Unless you are assembling the file from scratch, you will typically be following a client file to assemble to; I call this my position file. A client can supply you with a position file in a couple of ways. They may supply a low-resolution layered or flat file that you will have to mimic in high resolution (see Tutorial 7), or a PDF file that you can rasterize when opening in Photoshop. If the file is a PDF or EPS file, simply drag the file icon onto the Photoshop icon, and Photoshop will process the file.

  • If a file is supplied in Quark or InDesign, you can save out an EPS file of the entire page for use as a position file. Simply call up the client's file in either program and save the file as an EPS (Menu » File » Save As, at which time you'll have the option of saving the file as an EPS file). When you go to open this file in Photoshop, the dialog box shown in Figure 6-26 will come up and ask you what resolution and color mode you wish to open the file in. The file begins to process, and you'll get a progress dialog box to let you know things are underway.

    Figure 6-26. Dialog box you'll see when dragging a Quark EPS file into Photoshop

    Sometimes, when a Quark or InDesign file is supplied, I delete any unnecessary elements in the page that may cause clutter or cover up a portion of the image I can't see. For instance, if there is a lot of text or there are banners splashed across the Quark file, then I will delete them from my Quark file prior to creating an EPS file so that the image FPO (position file) looks cleaner when brought into Photoshop.
  • If you open PDF files in Photoshop, the dialog box in Figure 6-27 comes up and asks you which page to process and open, if there are multiple pages within the PDF file.

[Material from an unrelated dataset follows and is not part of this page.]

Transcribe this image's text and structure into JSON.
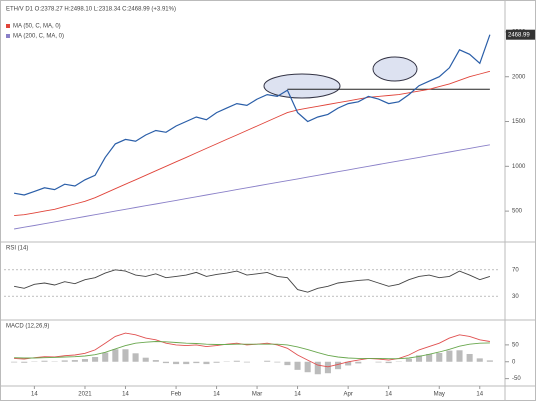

  • Of course, if you are the creator of the file, your image composition has endless possibilities and you will start with a blank canvas or a background image.

    Figure 6-27. Dialog box you'll see when opening a PDF file in Photoshop

The final application will determine input information, but I usually accept the default 72 dpi and may even choose grayscale just to speed things up. You can always change the file later, to 300 dpi and CMYK for magazine specs, for instance. I'll OK that and wait for the file to process. Once the information is input, it will continue to process. It may take some time, depending on the size of the file. Be patient! (Although this image isn't all that big, some files of this type opened in Photoshop this way can take a very long time. So don't panic if nothing seems to be happening; eventually something will!)

Make sure you save your file when it opensyou don't want to have to reprocess it!

Adjusting the Canvas

When the file finishes processing, you are ready to go. It should be the right resolution and the right physical dimension. You may want to go into the Canvas size dialog box Image » Canvas size) and add a small amount of bleed or image background just in case the client decides to shift the image slightly. By doing this, you'll save yourself redoing an image more than a few times! I typically add a half inch or less of bleed, depending on the size of the image (Figure 6-28).

Figure 6-28. Use the Canvas size dialog box to add some bleed to the position file

Let's assume that the client supplied the file. The client wants us to place the high-resolution images we have on file in position as she has laid them out on her supplied position file.

Once the canvas size is set, double-click on the FPO image layer and rename it "FPO" so you know this is the position file.

Again, I am a big fan of keeping layers to a minimum and with names that anyone can recognize. As I have mentioned before, you just never know who might pick up your file.